Mamiya RB-67 Pro-SD with 140mm lens |
My Rosemary often told me that I was constantly thinking about the past. How was she to know that those memories included many that we had shared? Now with her gone that past paradoxically is my every day present.
There is no question that my success in photography had a lot to do with her backing and her control of our funds. When we arrived to Vancouver in 1975 money was not our forte.
It was around 1977 that I told her that to compete in the local magazine business I needed a “better” camera than my 35 mm workhorses.
In those years photographers would walk the Stanley Park paths with a Hasselblad hanging around their necks. Since this was pre-internet social media there is no way of knowing if they used them and if their photographs were good. I could not have possibly afforded this camera.
By 1977 I was getting lots of work from Vancouver Magazine through its art director Rick Staehling.
I told Rosemary that I was going to buy a camera called RB-67 Pro-S with a 65mm (equivalent to a 35 in the 35mm format). She looked at me and said, “If you need this camera, buy it.” I did and I when it arrived I showed it to Staehling. He was shocked by its size. About a month later he asked me if I could use it on an assignment.
It was then that both of us found out that its 6x7cm format (used 120 or twice as long 220 film) had film backs that could be turned to take vertical photographs or turned horizontal for what is now called landscape. The camera also had interchangeable backs which meant I could shoot negative (b+w) and colour negative or colour slide film. On horizontal mode the photograph fit perfectly on a two page format and in vertical the picture could appear full bleed (to all the edges) of a magazine page.
In those days art directors were extraordinarily busy. When photographers brought square Hasselblad photos art directors had to crop them to fit the magazine pages. Photographers hated when their photographs were cropped.
In short order this photographer, who could not have afforded that Hasselblad, was getting lots of work because of the format that sometimes was called “ideal format”. To repeat, in short order, I was getting a lot of work. Rosemary smiled.
Now photographers are much like fishermen. They sometimes
talk of the photograph (fish) that got away. In my line of business when it
began in the late 70s if you botched a job that would mean that you would never
be called for another job. It was then that I met up with Patterson’s Law of
Photography. It states “Murphy was an optimist.”
The camera you see here is one of three that I own. This one
is the good one, the second one is the backup and the third was for parts.
During a shoot of the portly Raymond Burr my 140mm (85 in 35mm format) failed
when its main spring went. This meant that I had to use the 90mm (equivalent to
a 50mm) which meant that if got closer I would have made him look bigger. After
that job I bought a second 140 which was always in my camera case just in case.
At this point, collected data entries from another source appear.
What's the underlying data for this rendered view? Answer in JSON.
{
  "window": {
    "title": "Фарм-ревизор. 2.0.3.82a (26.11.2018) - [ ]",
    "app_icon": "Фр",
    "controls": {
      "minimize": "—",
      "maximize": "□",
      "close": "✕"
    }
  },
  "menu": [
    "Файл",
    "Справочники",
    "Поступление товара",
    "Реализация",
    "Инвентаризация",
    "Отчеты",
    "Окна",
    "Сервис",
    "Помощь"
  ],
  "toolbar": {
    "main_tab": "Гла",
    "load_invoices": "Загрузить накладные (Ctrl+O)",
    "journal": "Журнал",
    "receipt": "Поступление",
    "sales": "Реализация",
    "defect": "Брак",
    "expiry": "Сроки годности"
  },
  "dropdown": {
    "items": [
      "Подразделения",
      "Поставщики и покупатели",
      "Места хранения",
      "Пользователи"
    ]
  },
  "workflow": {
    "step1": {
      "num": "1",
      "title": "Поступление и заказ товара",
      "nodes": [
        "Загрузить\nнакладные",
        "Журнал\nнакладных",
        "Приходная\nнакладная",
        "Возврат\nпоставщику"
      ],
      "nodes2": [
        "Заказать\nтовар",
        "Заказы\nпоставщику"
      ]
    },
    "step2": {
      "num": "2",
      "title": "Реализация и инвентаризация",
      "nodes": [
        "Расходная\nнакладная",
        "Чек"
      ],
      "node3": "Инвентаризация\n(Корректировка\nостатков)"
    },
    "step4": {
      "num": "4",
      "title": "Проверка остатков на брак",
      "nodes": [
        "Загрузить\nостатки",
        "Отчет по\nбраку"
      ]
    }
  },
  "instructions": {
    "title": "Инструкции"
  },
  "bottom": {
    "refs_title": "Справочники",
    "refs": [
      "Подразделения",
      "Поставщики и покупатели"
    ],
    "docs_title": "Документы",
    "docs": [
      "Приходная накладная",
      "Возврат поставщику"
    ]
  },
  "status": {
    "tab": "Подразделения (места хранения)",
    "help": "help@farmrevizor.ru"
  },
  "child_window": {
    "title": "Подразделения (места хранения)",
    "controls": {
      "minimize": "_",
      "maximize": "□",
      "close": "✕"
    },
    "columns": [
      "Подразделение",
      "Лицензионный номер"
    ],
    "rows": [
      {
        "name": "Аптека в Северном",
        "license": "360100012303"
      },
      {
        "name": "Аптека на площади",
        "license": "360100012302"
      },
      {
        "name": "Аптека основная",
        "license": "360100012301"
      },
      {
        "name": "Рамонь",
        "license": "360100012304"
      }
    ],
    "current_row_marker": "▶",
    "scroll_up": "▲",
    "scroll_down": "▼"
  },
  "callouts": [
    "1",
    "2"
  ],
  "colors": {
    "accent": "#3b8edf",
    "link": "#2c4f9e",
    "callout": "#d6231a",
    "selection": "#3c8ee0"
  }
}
And of course, two flashmeters, batteries, extra film and if I needed on light
I took two. Important, since my Mamiya was fully mechanical it was dependable.
What all the above means is that my little Kits office and studio could be seen as a miniature camera museum. All my cameras work. When I die I expect that anybody deciding what to do with the cameras will realize that they all are mechanically sound.
Finally I believe that some of those photographers walking in Stanley Park with a Hasselblad hanging from their neck it was all for “Don’t I look good with this lovely camera?” One day when I was visiting the now gone consummate camera repairman, Horst Wenzel he showed me the interior of my Mamiya and that of Hasselblad. It was obvious that the inside of the Hasselblad was a work of art but Wenzel told me,”What is extraordinary is how, in spite of the fact you use your Mamiya to death it keeps working even though inside it is a mess.”
And of course, in my memory I thank Rosemary for having backed me up to buy that Mamiya – my King Arthur Sword Excalibur.